1. Dedivitis RA, Guimarães AV (2000). Papillary thyroid carcinoma in thyroglossal duct cyst. Int Surg. 85(3):198–201.
2. Allard RH. (1982) The thyroglossal cyst. Head Neck Surg. 5(2): 134–46.
3. Weiss SD, Orlich CC. (1991) Primary papillary carcinoma of a thyroglossal duct cyst: report of a case and literature review. Br J Surg. 78(1):87–9.
4. Taori K, Rohatgi S, Mahore DM, Dubey J, Saini T. (2005) “Papillary carcinoma in a thyroglossal duct cyst” - a case report and review of literature. Indian J Radiol Imaging. 15(4):531–33.

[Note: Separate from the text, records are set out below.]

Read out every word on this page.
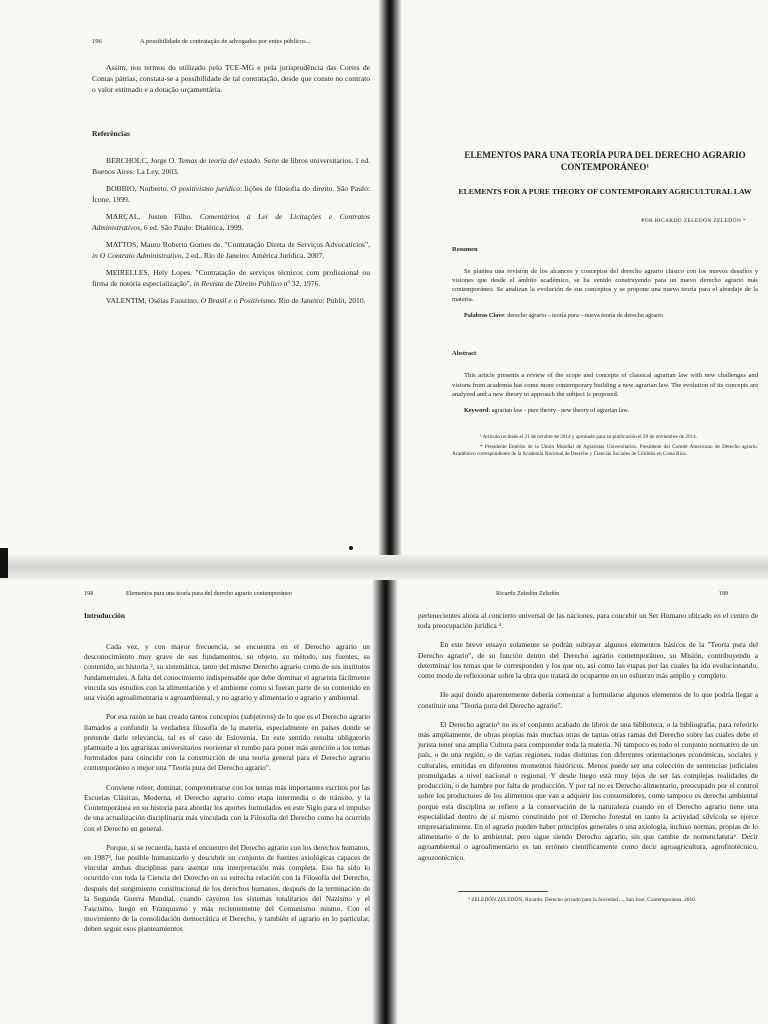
196	A possibilidade de contratação de advogados por entes públicos...

Assim, nos termos do utilizado pelo TCE-MG e pela jurisprudência das Cortes de Contas pátrias, constata-se a possibilidade de tal contratação, desde que conste no contrato o valor estimado e a dotação orçamentária.

Referências

BERCHOLC, Jorge O. Temas de teoría del estado. Serie de libros universitarios. 1 ed. Buenos Aires: La Ley, 2003.

BOBBIO, Norberto. O positivismo jurídico: lições de filosofia do direito. São Paulo: Ícone, 1999.

MARÇAL, Justen Filho. Comentários à Lei de Licitações e Contratos Administrativos, 6 ed. São Paulo: Dialética, 1999.

MATTOS, Mauro Roberto Gomes de. "Contratação Direta de Serviços Advocatícios", in O Contrato Administrativo, 2 ed., Rio de Janeiro: América Jurídica. 2007.

MEIRELLES, Hely Lopes. "Contratação de serviços técnicos com profissional ou firma de notória especialização", in Revista de Direito Público nº 32, 1976.

VALENTIM, Oséias Faustino. O Brasil e o Positivismo. Rio de Janeiro: Publit, 2010.

ELEMENTOS PARA UNA TEORÍA PURA DEL DERECHO AGRARIO CONTEMPORÁNEO¹
ELEMENTS FOR A PURE THEORY OF CONTEMPORARY AGRICULTURAL LAW
POR RICARDO ZELEDÓN ZELEDÓN *
Resumen

Se plantea una revisión de los alcances y conceptos del derecho agrario clásico con los nuevos desafíos y visiones que desde el ámbito académico, se ha venido construyendo para un nuevo derecho agrario más contemporáneo. Se analizan la evolución de sus conceptos y se propone una nueva teoría para el abordaje de la materia.

Palabras Clave: derecho agrario – teoría pura – nueva teoría de derecho agrario

Abstract

This article presents a review of the scope and concepts of classical agrarian law with new challenges and visions from academia has come more contemporary building a new agrarian law. The evolution of its concepts are analyzed and a new theory to approach the subject is proposed.

Keyword: agrarian law - pure theory - new theory of agrarian law.

¹ Artículo recibido el 21 de octubre de 2014 y aprobado para su publicación el 29 de noviembre de 2014.

* Presidente Emérito de la Unión Mundial de Agraristas Universitarios. Presidente del Comité Americano de Derecho agrario. Académico correspondiente de la Academia Nacional de Derecho y Ciencias Sociales de Córdoba en Costa Rica.

198	Elementos para una teoría pura del derecho agrario contemporáneo
Introducción

Cada vez, y con mayor frecuencia, se encuentra en el Derecho agrario un desconocimiento muy grave de sus fundamentos, su objeto, su método, sus fuentes, su contenido, su historia ², su sistemática, tanto del mismo Derecho agrario como de sus institutos fundamentales. A falta del conocimiento indispensable que debe dominar el agrarista fácilmente vincula sus estudios con la alimentación y el ambiente como si fueran parte de su contenido en una visión agroalimentaria o agroambiental, y no agrario y alimentario o agrario y ambiental.

Por esa razón se han creado tantos conceptos (subjetivos) de lo que es el Derecho agrario llamados a confundir la verdadera filosofía de la materia, especialmente en países donde se pretende darle relevancia, tal es el caso de Eslovenia. En este sentido resulta obligatorio plantearle a los agraristas universitarios reorientar el rumbo para poner más atención a los temas formulados para coincidir con la construcción de una teoría general para el Derecho agrario contemporáneo o mejor una "Teoría pura del Derecho agrario".

Conviene releer, dominar, comprenetrarse con los temas más importantes escritos por las Escuelas Clásicas, Moderna, el Derecho agrario como etapa intermedia o de tránsito, y la Contemporánea en su historia para abordar los aportes formulados en este Siglo para el impulso de una actualización disciplinaria más vinculada con la Filosofía del Derecho como ha ocurrido con el Derecho en general.

Porque, si se recuerda, hasta el encuentro del Derecho agrario con los derechos humanos, en 1987³, fue posible humanizarlo y descubrir un conjunto de fuentes axiológicas capaces de vincular ambas disciplinas para asentar una interpretación más completa. Eso ha sido lo ocurrido con toda la Ciencia del Derecho en su estrecha relación con la Filosofía del Derecho, después del surgimiento constitucional de los derechos humanos, después de la terminación de la Segunda Guerra Mundial, cuando cayeron los sistemas totalitarios del Nazismo y el Fascismo, luego en Franquismo y más recientemente del Comunismo mismo. Con el movimiento de la consolidación democrática el Derecho, y también el agrario en lo particular, deben seguir esos planteamientos

Ricardo Zeledón Zeledón	199

pertenecientes ahora al concierto universal de las naciones, para concebir un Ser Humano ubicado en el centro de toda preocupación jurídica ⁴.

En este breve ensayo solamente se podrán subrayar algunos elementos básicos de la "Teoría pura del Derecho agrario", de su función dentro del Derecho agrario contemporáneo, su Misión, contribuyendo a determinar los temas que le corresponden y los que no, así como las etapas por las cuales ha ido evolucionando, como modo de reflexionar sobre la obra que tratará de ocuparme en un esfuerzo más amplio y completo.

He aquí donde aparentemente debería comenzar a formularse algunos elementos de lo que podría llegar a constituir una "Teoría pura del Derecho agrario".

El Derecho agrario⁵ no es el conjunto acabado de libros de una biblioteca, o la bibliografía, para referirlo más ampliamente, de obras propias más muchas otras de tantas otras ramas del Derecho sobre las cuales debe el jurista tener una amplia Cultura para comprender toda la materia. Ni tampoco es todo el conjunto normativo de un país, o de una región, o de varias regiones, todas distintas con diferentes orientaciones económicas, sociales y culturales, emitidas en diferentes momentos históricos. Menos puede ser una colección de sentencias judiciales promulgadas a nivel nacional o regional. Y desde luego está muy lejos de ser las complejas realidades de producción, o de hambre por falta de producción. Y por tal no es Derecho alimentario, preocupado por el control sobre los productores de los alimentos que van a adquirir los consumidores, como tampoco es derecho ambiental porque esta disciplina se refiere a la conservación de la naturaleza cuando en el Derecho agrario tiene una especialidad dentro de sí mismo constituido por el Derecho forestal en tanto la actividad silvícola se ejerce empresarialmente. En el agrario pueden haber principios generales o una axiología, incluso normas, propias de lo alimentario o de lo ambiental, pero sigue siendo Derecho agrario, sin que cambie de nomenclatura⁶. Decir agroambiental o agroalimentario es tan erróneo científicamente como decir agroagricultura, agrofitotécnico, agrozootécnico.

⁴ ZELEDÓN ZELEDÓN, Ricardo. Derecho privado para la Sociedad ..., San José, Contemporánea, 2010.
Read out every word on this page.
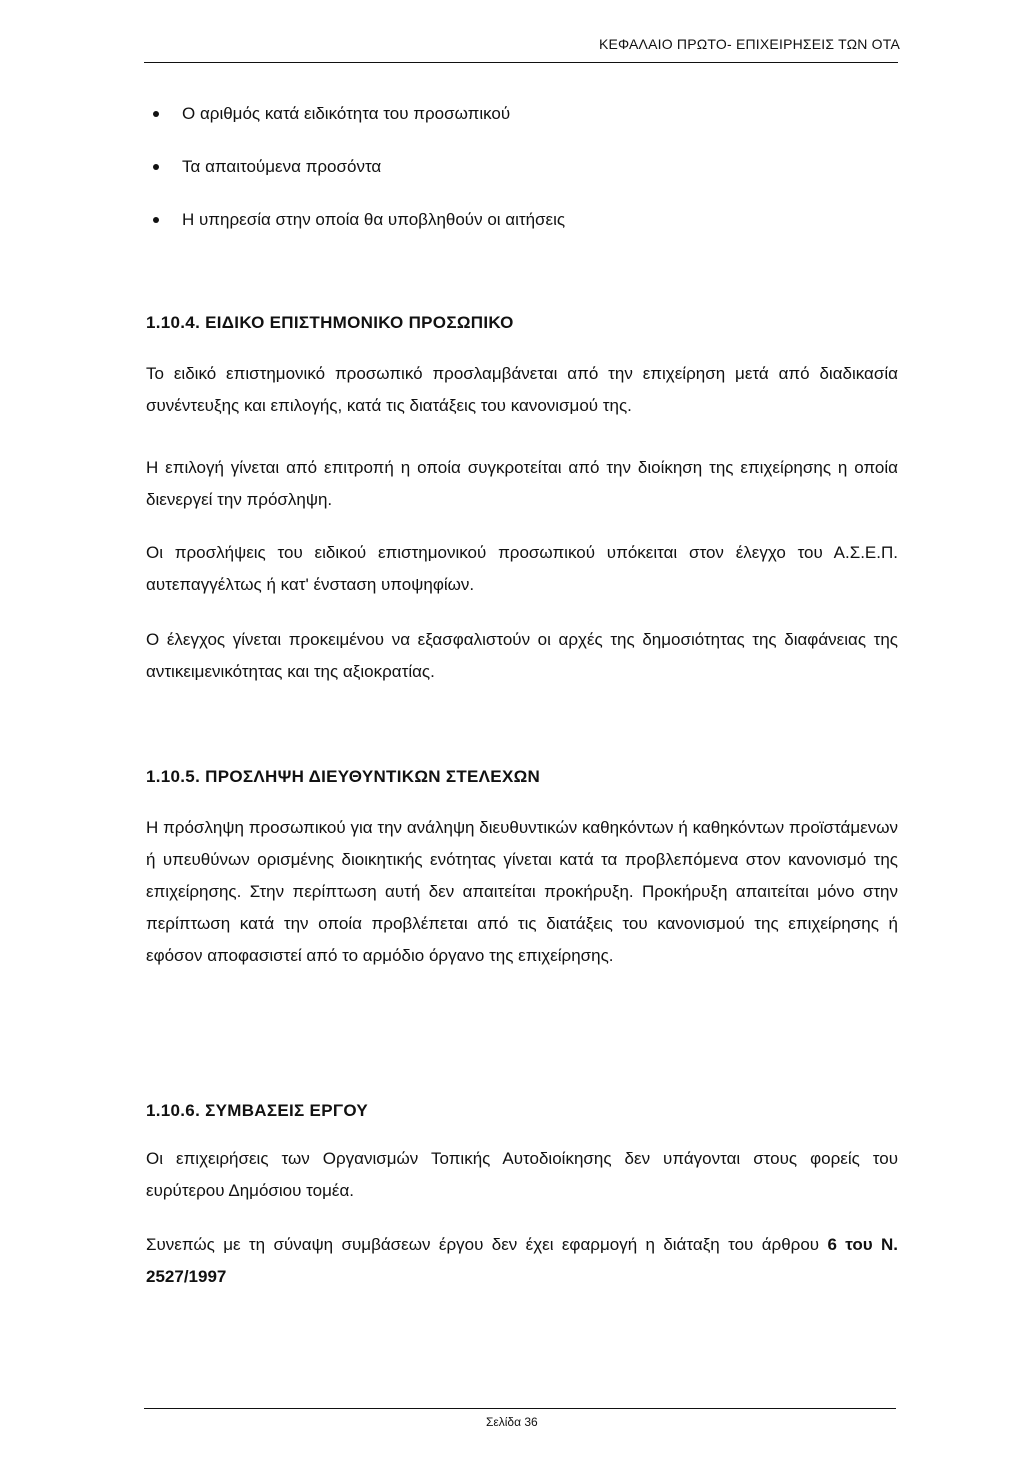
ΚΕΦΑΛΑΙΟ ΠΡΩΤΟ- ΕΠΙΧΕΙΡΗΣΕΙΣ ΤΩΝ ΟΤΑ
Ο αριθμός κατά ειδικότητα του προσωπικού
Τα απαιτούμενα προσόντα
Η υπηρεσία στην οποία θα υποβληθούν οι αιτήσεις
1.10.4. ΕΙΔΙΚΟ ΕΠΙΣΤΗΜΟΝΙΚΟ ΠΡΟΣΩΠΙΚΟ

Το ειδικό επιστημονικό προσωπικό προσλαμβάνεται από την επιχείρηση μετά από διαδικασία συνέντευξης και επιλογής, κατά τις διατάξεις του κανονισμού της.

Η επιλογή γίνεται από επιτροπή η οποία συγκροτείται από την διοίκηση της επιχείρησης η οποία διενεργεί την πρόσληψη.

Οι προσλήψεις του ειδικού επιστημονικού προσωπικού υπόκειται στον έλεγχο του Α.Σ.Ε.Π. αυτεπαγγέλτως ή κατ' ένσταση υποψηφίων.

Ο έλεγχος γίνεται προκειμένου να εξασφαλιστούν οι αρχές της δημοσιότητας της διαφάνειας της αντικειμενικότητας και της αξιοκρατίας.

1.10.5. ΠΡΟΣΛΗΨΗ ΔΙΕΥΘΥΝΤΙΚΩΝ ΣΤΕΛΕΧΩΝ

Η πρόσληψη προσωπικού για την ανάληψη διευθυντικών καθηκόντων ή καθηκόντων προϊστάμενων ή υπευθύνων ορισμένης διοικητικής ενότητας γίνεται κατά τα προβλεπόμενα στον κανονισμό της επιχείρησης. Στην περίπτωση αυτή δεν απαιτείται προκήρυξη. Προκήρυξη απαιτείται μόνο στην περίπτωση κατά την οποία προβλέπεται από τις διατάξεις του κανονισμού της επιχείρησης ή εφόσον αποφασιστεί από το αρμόδιο όργανο της επιχείρησης.

1.10.6. ΣΥΜΒΑΣΕΙΣ ΕΡΓΟΥ

Οι επιχειρήσεις των Οργανισμών Τοπικής Αυτοδιοίκησης δεν υπάγονται στους φορείς του ευρύτερου Δημόσιου τομέα.

Συνεπώς με τη σύναψη συμβάσεων έργου δεν έχει εφαρμογή η διάταξη του άρθρου 6 του Ν. 2527/1997

Σελίδα 36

5. Vera-Sempere F, Tur J, Jaén J, Perolada JM, Morera C. (1998) Papillary thyroid carcinoma arising in the wall of a thyroglossal duct cyst. Acta Otorhinolaryngol Belg. 52(1):49–54.
6. Yang YJ, Haghir S, Wanamaker JR, Powers CN. (2000) Diagnosis of papillary carcinoma in a thyroglossal duct cyst by fine-needle aspiration biopsy. Arch Pathol Lab Med. 124(1):139-42.